Remember the Great Federal Pay Freeze? President Obama demonstrated his commitment to deficit reduction by suggesting the salaries of civilian federal employees should be frozen at their bloated 2010 levels for two years. “In these challenging times, we want the best and brightest to join and make a difference, but these are also times when all of us are called on to make sacrifices,” said the man who doubled the number of six-figure government employees. “And I’m asking civil servants to do what they have always done. Play their part.”
Some sacrifice. As it turns out, the “pay freeze” referred only to automatic cost-of-living increases – you know, the sort of thing you private-sector wage slaves don’t get. However, there will be no freeze on the “step-ladder” system of seniority-based merit pay increases enjoyed by the federal workforce. “There’s a set schedule for how that works,” Tim Kauffman of the American Federation of Government Employees told Fox News.

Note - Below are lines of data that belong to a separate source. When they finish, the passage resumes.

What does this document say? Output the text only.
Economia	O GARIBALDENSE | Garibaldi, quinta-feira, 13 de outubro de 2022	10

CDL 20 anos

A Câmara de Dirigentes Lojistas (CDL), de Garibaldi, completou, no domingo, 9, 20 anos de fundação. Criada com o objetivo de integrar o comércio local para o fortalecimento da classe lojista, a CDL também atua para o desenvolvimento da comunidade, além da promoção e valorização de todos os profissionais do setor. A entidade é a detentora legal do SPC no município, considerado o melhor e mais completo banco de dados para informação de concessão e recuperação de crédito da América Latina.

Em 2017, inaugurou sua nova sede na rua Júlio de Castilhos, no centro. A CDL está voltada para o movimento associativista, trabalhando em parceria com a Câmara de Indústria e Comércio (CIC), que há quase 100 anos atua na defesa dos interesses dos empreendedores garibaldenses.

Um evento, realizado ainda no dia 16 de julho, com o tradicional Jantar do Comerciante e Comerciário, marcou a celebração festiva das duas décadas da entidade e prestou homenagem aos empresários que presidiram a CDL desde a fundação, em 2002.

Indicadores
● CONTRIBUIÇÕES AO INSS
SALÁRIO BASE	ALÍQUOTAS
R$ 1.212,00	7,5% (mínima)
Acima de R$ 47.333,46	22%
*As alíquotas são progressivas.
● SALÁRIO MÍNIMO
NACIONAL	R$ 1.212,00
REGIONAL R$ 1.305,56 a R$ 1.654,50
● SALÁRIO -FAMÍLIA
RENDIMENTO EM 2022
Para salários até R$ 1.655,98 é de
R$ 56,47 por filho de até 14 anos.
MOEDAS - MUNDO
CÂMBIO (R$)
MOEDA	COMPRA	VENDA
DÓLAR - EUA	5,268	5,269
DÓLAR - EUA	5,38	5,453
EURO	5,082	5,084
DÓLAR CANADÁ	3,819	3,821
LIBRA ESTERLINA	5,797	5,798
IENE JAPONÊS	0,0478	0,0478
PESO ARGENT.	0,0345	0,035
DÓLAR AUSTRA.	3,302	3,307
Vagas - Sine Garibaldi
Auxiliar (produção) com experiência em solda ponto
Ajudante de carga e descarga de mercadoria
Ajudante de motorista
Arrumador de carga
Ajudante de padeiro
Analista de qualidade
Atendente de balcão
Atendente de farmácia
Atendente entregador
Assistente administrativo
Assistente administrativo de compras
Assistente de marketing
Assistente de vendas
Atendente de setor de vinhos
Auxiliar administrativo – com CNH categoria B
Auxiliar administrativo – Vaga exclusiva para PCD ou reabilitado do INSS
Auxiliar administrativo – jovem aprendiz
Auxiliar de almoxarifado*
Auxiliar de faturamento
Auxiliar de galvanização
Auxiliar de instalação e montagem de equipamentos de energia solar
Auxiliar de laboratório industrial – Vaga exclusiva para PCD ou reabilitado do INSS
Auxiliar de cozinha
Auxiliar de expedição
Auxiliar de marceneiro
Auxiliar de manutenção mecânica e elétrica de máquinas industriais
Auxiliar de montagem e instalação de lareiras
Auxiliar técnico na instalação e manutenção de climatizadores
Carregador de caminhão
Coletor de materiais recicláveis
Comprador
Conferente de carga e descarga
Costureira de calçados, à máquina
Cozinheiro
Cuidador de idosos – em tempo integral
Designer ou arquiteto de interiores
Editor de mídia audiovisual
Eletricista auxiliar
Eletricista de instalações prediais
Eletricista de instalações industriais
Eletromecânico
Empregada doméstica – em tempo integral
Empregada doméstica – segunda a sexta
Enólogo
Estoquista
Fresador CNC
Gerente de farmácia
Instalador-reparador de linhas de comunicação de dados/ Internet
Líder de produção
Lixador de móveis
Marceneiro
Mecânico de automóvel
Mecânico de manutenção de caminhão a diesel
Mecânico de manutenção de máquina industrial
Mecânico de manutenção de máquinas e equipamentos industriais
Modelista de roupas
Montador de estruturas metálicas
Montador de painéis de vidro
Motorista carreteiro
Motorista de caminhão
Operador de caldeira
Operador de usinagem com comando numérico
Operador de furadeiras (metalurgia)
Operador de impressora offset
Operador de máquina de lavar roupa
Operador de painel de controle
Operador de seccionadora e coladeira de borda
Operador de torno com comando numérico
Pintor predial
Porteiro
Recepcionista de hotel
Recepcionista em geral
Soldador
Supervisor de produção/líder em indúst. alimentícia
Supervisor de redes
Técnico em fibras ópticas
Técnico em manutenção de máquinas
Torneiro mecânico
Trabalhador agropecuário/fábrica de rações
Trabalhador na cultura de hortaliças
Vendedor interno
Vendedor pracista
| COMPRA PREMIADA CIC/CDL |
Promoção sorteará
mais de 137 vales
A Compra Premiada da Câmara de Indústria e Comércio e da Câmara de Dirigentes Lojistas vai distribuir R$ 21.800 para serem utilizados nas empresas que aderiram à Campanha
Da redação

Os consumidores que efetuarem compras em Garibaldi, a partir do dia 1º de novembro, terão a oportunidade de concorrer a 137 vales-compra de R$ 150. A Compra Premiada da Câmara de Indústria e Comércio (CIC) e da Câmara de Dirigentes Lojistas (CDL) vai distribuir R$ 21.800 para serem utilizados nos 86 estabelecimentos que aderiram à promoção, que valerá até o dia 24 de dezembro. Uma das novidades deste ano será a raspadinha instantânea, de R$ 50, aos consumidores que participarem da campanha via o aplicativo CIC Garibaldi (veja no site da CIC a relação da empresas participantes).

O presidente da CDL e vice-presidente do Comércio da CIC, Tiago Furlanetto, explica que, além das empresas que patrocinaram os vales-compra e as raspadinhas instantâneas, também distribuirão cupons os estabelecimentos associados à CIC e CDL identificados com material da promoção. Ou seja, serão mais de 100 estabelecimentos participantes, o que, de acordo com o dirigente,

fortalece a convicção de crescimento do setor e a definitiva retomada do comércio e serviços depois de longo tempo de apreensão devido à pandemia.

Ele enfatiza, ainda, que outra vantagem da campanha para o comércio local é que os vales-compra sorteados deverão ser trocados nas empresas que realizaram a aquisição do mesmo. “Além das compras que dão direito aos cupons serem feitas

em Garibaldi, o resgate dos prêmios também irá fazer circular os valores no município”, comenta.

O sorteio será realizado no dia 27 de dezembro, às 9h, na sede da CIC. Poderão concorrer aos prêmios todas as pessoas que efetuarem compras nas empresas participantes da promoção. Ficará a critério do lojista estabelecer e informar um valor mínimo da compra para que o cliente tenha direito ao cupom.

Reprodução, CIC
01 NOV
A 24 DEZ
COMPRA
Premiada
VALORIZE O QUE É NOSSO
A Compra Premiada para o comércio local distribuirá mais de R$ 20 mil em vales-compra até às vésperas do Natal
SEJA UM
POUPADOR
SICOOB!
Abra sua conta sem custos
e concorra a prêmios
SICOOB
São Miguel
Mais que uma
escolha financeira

Ah, a set schedule. That explains everything. Obviously not much could be done about the situation. I mean, the schedule is set. Private-sector employees get raises on a set schedule too, don’t they? The recession certainly hasn’t delayed their salary increases.

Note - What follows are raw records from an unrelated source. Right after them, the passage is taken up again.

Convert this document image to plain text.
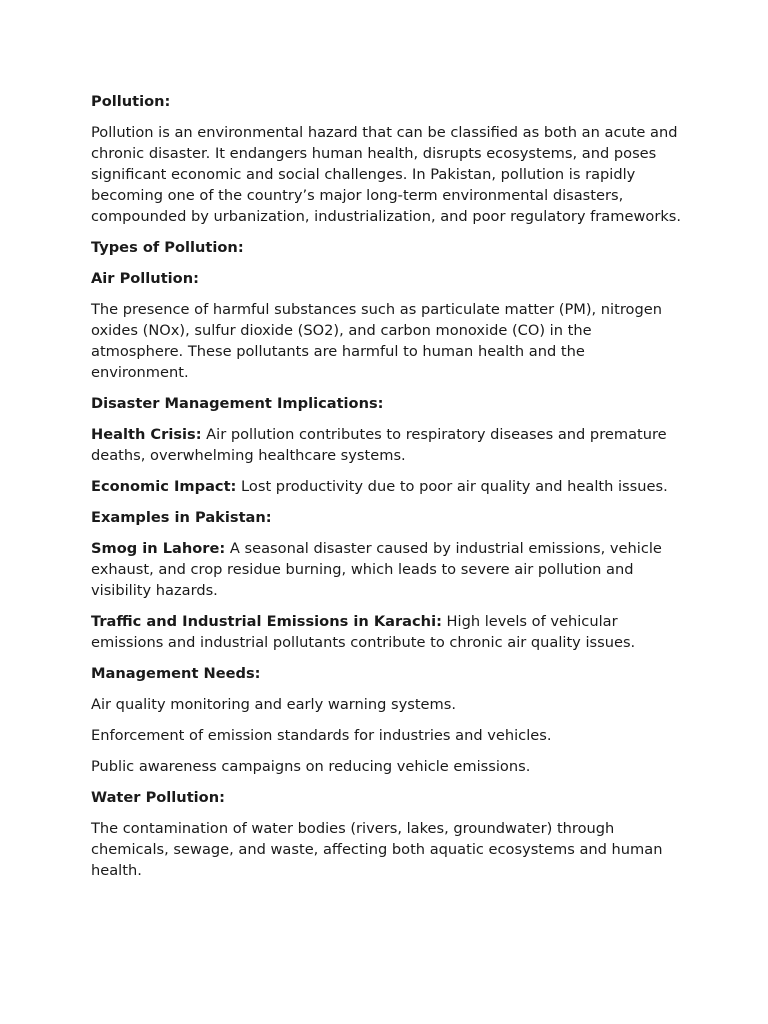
Pollution:

Pollution is an environmental hazard that can be classified as both an acute and chronic disaster. It endangers human health, disrupts ecosystems, and poses significant economic and social challenges. In Pakistan, pollution is rapidly becoming one of the country’s major long-term environmental disasters, compounded by urbanization, industrialization, and poor regulatory frameworks.

Types of Pollution:

Air Pollution:

The presence of harmful substances such as particulate matter (PM), nitrogen oxides (NOx), sulfur dioxide (SO2), and carbon monoxide (CO) in the atmosphere. These pollutants are harmful to human health and the environment.

Disaster Management Implications:

Health Crisis: Air pollution contributes to respiratory diseases and premature deaths, overwhelming healthcare systems.

Economic Impact: Lost productivity due to poor air quality and health issues.

Examples in Pakistan:

Smog in Lahore: A seasonal disaster caused by industrial emissions, vehicle exhaust, and crop residue burning, which leads to severe air pollution and visibility hazards.

Traffic and Industrial Emissions in Karachi: High levels of vehicular emissions and industrial pollutants contribute to chronic air quality issues.

Management Needs:

Air quality monitoring and early warning systems.

Enforcement of emission standards for industries and vehicles.

Public awareness campaigns on reducing vehicle emissions.

Water Pollution:

The contamination of water bodies (rivers, lakes, groundwater) through chemicals, sewage, and waste, affecting both aquatic ecosystems and human health.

The Fox article says that although “federal employees as a whole may see smaller pay increases in the coming year, their benefits have improved.” You see, in the language of our eternally expanding government, a smaller pay increase with improved benefits equals a “freeze,” just like cutting down to a pack of cigarettes a day is the same thing as going cold turkey, or having dessert with only one meal is a crash diet.
The Federal Times reports $2.5 billion in pay increases for 1.1 million federal employees will somehow struggle through the icy winds of Obama’s “pay freeze.” This should comfort all the big-government leftists who were wailing and rending their garments over losing talented civil servants by freeing their compensation at a paltry $126k per year on average. I bet we’ll hardly lose any of them at all.